Resource Pools#
Resource pools are the mechanism FAST-HEP uses to route work to appropriate workers.
They allow a single workflow to use multiple types of compute resources without splitting the analysis into separate jobs.
Motivation#
Scientific workflows often contain stages with very different requirements.
Examples include:
lightweight filtering,
memory-intensive preprocessing,
machine learning inference,
GPU-accelerated calculations.
Traditionally these stages are executed as separate workflows or submitted to different queues manually.
FAST-HEP allows them to coexist within a single workflow.
Resources vs Pools#
A useful way to think about the execution system is:
Resources describe what a stage needs.
Pools describe what workers exist.
Resources#
Stages request resources:
analysis:
stages:
- id: BuildIndex
op: custom.build_index
execution:
require: high_memory
- id: Inference
op: custom.inference
execution:
require: gpu
The stage does not know:
which batch system is used,
how many workers exist,
which machine will execute it.
It only describes what it needs.
Pools#
Pools describe available worker groups:
execution:
pools:
default:
workers: 20
resources:
cpus: 1
memory: 4GB
high_memory:
workers: 2
resources:
cpus: 8
memory: 128GB
gpu:
workers: 1
resources:
gpus: 1
memory: 16GB
Each pool creates workers with specific capabilities.
Routing#
When a stage requests:
execution:
require: high_memory
FAST-HEP schedules that stage onto workers from the corresponding pool.
Likewise:
execution:
require: gpu
will only execute on workers belonging to the GPU pool.
Conceptually:
Stage
↓
Required resource
↓
Matching pool
↓
Worker
A Typical Example#
Consider a workflow that:
builds an event index,
performs GPU inference,
creates histograms.
analysis:
stages:
- id: BuildIndex
op: custom.index
execution:
require: high_memory
- id: RunInference
op: custom.inference
execution:
require: gpu
- id: MuonPt
op: hep.hist
With pools:
execution:
pools:
default:
workers: 10
high_memory:
workers: 2
resources:
memory: 128GB
gpu:
workers: 1
resources:
gpus: 1
Execution proceeds automatically:
BuildIndex
→ high_memory workers
RunInference
→ gpu workers
MuonPt
→ default workers
No manual job splitting is required.
Pool Profiles#
Many sites use the same resource configurations repeatedly.
Profiles can be used to avoid repetition.
For example:
execution:
pools:
default:
use: standard_worker
gpu:
use: gpu_worker
where profiles define the actual worker configuration.
This allows sites to standardise resource definitions while analyses remain portable.
Pool-Specific Configuration#
Pools may also carry backend-specific configuration.
For example:
execution:
pools:
high_memory:
workers: 2
resources:
memory: 128GB
config:
walltime: 04:00:00
The exact configuration options depend on the selected execution strategy.
For example:
HTCondor
may expose different scheduling options.
Heterogeneous Execution#
The most important feature of resource pools is heterogeneous execution.

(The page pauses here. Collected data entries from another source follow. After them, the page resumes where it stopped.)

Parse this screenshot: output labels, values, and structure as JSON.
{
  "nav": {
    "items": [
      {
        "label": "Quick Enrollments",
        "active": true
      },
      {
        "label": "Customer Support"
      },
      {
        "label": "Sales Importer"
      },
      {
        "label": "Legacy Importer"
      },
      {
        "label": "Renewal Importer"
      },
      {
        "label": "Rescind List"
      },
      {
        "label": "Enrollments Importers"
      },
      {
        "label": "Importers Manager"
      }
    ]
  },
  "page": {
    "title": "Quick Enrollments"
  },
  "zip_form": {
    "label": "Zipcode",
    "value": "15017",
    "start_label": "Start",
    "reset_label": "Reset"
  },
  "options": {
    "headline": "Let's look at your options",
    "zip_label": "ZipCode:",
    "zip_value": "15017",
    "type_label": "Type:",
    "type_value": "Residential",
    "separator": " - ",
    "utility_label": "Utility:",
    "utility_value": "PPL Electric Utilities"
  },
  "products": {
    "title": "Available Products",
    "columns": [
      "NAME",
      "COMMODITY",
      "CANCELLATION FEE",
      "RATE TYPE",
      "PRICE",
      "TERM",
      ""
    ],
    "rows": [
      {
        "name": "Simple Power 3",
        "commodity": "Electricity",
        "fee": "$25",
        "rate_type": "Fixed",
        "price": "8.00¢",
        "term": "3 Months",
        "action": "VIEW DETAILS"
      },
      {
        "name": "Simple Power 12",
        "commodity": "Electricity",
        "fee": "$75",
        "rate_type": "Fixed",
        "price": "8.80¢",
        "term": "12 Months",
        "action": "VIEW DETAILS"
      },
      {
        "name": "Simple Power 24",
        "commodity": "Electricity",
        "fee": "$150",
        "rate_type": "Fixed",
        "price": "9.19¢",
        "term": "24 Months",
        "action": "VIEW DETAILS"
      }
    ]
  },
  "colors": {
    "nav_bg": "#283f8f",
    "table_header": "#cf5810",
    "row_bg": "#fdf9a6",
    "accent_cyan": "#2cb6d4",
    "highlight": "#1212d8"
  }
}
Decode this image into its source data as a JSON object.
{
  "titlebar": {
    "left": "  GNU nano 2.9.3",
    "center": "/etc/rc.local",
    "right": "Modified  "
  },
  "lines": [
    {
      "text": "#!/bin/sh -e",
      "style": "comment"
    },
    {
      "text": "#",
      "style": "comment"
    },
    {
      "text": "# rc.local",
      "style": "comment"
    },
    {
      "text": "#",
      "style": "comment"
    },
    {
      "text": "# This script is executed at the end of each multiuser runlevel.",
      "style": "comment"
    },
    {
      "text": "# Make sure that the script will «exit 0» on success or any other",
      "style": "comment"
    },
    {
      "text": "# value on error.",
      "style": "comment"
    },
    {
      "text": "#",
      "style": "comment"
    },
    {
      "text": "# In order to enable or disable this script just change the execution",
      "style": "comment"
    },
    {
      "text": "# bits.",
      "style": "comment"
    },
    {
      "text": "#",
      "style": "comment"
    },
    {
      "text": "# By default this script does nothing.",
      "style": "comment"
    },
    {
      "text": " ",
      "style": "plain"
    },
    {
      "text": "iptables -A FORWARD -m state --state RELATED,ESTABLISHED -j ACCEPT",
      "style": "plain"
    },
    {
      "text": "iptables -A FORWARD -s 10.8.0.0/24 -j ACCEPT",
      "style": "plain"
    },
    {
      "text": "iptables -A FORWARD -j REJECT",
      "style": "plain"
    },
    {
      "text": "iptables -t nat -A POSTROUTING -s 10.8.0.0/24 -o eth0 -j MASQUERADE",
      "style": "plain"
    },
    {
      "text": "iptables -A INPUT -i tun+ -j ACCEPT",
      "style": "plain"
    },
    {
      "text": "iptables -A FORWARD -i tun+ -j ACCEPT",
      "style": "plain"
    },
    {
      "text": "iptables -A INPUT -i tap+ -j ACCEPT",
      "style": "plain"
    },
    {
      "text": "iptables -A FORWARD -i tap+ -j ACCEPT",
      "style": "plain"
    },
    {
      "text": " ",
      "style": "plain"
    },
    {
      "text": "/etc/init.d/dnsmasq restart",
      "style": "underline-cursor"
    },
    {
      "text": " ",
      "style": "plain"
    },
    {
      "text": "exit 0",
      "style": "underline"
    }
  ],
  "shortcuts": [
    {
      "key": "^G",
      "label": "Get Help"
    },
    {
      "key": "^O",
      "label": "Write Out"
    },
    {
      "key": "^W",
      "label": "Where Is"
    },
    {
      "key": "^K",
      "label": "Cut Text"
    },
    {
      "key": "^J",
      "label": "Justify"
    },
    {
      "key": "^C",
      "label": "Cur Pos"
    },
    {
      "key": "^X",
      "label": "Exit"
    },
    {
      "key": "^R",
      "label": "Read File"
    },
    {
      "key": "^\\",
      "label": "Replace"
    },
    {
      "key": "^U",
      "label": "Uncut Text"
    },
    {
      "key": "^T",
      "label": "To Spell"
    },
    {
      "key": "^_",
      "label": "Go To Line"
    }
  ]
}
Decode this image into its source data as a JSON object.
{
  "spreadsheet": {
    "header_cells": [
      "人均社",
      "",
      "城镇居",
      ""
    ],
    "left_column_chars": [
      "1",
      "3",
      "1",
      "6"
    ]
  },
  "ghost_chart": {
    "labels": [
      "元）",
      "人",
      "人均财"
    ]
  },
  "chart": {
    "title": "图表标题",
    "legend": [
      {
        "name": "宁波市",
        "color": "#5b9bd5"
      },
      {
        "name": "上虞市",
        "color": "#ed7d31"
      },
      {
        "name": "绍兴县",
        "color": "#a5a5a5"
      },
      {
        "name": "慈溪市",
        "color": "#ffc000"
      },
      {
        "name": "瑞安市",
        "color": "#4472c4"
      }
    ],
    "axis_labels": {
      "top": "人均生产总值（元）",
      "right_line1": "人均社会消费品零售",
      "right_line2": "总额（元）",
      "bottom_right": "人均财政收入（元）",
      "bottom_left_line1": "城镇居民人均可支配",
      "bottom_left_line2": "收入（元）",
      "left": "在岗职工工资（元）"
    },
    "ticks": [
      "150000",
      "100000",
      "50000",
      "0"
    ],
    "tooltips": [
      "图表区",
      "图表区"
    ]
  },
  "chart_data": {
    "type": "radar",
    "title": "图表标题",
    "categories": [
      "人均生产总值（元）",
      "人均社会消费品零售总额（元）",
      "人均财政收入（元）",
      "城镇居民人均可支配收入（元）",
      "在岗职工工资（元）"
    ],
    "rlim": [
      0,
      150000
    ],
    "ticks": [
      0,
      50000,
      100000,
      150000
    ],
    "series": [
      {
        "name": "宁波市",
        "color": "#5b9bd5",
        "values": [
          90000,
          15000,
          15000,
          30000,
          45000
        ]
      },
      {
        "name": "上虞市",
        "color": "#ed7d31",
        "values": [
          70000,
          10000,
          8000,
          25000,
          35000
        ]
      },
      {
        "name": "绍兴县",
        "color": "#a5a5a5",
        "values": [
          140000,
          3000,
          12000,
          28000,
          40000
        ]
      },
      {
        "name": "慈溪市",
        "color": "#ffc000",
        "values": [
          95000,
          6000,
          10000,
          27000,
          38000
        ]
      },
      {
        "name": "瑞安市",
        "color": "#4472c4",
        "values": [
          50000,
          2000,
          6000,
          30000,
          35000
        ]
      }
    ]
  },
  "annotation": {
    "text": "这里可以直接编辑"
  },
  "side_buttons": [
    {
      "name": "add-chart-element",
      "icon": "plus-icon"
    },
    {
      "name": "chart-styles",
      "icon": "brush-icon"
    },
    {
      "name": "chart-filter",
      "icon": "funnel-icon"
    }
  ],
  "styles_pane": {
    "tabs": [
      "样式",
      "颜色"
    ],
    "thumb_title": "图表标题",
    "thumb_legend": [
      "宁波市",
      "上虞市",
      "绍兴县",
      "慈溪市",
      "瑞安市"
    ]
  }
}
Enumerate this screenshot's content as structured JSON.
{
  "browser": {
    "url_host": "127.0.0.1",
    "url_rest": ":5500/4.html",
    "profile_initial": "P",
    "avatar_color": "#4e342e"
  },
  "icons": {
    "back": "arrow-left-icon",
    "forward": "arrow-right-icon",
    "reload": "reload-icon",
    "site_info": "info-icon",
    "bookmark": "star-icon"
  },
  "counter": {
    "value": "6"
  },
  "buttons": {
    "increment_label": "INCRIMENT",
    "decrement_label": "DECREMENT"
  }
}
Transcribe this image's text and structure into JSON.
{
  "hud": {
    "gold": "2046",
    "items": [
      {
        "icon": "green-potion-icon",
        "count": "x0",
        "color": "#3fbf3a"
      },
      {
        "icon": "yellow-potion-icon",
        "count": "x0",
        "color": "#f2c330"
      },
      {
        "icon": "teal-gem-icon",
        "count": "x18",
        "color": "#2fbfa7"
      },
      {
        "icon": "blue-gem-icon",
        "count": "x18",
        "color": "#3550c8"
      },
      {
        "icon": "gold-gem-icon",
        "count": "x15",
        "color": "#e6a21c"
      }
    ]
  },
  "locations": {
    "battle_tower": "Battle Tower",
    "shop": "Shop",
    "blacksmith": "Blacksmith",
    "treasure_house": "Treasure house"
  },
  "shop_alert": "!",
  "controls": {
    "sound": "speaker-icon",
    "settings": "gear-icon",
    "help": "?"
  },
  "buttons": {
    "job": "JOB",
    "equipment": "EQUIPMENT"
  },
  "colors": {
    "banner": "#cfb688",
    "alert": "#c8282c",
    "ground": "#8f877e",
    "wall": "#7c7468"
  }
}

A single workflow can use:
CPU workers
High-memory workers
GPU workers
simultaneously.
This allows workflows to express the natural structure of an analysis rather than forcing users to divide it into separate batch submissions.
Resource Pools and Dask#
When using the Dask backend, pools are translated into worker groups.
Each pool advertises resources to Dask:
resource.default
resource.high_memory
resource.gpu
Stages are automatically annotated with the required resources.
Dask then routes tasks to matching workers.
The analysis author does not need to manage this routing manually.